In a review for The Guardian, critic Michael Billington praised Grunwald’s production for its design and originality. Billington, however, took issue with Grunwald’s thesis and wrote “I'm not sure I accept the implied parallel with the world of reality TV: even our sadism is surely not as great as that of the Depression-era spectators who watched dancers till they literally dropped.”

=== American Century Theater ===
The American Century Theater company produced a version of Marathon ‘33, which ran from July 27 to August 25, 2012, at the Gunston Theatre Two in Arlington, Virginia. The production design converted the theater into a dance hall style arena.
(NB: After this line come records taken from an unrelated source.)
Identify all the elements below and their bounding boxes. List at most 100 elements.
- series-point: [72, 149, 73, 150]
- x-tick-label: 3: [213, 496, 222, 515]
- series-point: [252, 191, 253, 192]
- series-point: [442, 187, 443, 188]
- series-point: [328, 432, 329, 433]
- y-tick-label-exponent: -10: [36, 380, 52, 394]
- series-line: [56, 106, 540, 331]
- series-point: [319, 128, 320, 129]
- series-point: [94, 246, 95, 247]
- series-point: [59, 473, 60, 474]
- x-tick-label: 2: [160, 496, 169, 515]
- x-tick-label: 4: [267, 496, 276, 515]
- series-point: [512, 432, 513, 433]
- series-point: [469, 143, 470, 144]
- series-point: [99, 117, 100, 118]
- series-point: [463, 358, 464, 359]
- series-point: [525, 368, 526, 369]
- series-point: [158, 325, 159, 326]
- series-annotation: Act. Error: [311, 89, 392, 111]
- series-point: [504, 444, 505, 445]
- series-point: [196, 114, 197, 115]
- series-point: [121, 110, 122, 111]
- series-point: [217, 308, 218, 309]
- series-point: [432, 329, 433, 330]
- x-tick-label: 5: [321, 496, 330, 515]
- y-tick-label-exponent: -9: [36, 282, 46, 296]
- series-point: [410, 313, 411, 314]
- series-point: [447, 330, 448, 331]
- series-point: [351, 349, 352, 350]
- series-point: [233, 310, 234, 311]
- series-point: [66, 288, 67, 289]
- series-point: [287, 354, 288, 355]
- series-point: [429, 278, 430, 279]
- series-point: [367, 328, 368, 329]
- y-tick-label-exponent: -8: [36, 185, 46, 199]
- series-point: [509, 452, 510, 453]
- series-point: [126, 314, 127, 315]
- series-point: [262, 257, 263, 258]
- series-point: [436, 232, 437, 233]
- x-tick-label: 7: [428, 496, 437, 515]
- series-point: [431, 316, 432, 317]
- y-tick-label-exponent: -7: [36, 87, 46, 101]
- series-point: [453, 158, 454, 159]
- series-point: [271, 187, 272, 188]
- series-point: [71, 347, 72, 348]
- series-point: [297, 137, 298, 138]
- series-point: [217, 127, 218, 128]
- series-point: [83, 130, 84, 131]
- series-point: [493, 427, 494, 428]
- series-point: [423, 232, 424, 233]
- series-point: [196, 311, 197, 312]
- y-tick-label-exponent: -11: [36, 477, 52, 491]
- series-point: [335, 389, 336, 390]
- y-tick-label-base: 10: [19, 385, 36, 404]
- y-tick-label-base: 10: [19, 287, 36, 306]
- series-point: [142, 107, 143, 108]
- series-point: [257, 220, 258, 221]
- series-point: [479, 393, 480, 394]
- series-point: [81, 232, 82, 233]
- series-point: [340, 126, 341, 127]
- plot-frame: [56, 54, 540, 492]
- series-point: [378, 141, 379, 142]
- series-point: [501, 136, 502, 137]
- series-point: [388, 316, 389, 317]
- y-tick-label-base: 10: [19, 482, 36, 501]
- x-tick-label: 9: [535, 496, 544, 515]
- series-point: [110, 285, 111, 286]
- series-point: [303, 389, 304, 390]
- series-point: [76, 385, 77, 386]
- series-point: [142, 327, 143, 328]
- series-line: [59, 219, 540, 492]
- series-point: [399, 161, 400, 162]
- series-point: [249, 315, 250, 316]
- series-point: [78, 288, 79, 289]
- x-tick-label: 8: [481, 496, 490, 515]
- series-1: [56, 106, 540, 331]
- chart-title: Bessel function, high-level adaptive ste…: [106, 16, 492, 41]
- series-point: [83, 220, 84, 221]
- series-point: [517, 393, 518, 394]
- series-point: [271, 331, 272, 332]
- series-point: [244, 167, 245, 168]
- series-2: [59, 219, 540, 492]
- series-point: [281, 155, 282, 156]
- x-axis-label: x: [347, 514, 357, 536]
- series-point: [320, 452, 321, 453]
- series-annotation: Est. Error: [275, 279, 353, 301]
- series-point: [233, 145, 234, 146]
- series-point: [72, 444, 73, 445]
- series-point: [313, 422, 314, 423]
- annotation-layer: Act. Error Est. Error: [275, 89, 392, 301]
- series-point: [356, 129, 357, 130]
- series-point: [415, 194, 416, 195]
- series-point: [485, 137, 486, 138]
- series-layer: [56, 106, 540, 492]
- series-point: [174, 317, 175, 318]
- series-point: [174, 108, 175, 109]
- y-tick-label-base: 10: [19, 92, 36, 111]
The cast had 30 actors and a six piece jazz band, and during the play, there were comedy routines and song performances that resembled dance marathons of 1933. The play was produced by the company with the intention of comparing the Great Depression with the economy of the current period, while working with organizations associated with the local high school and the local retirement community.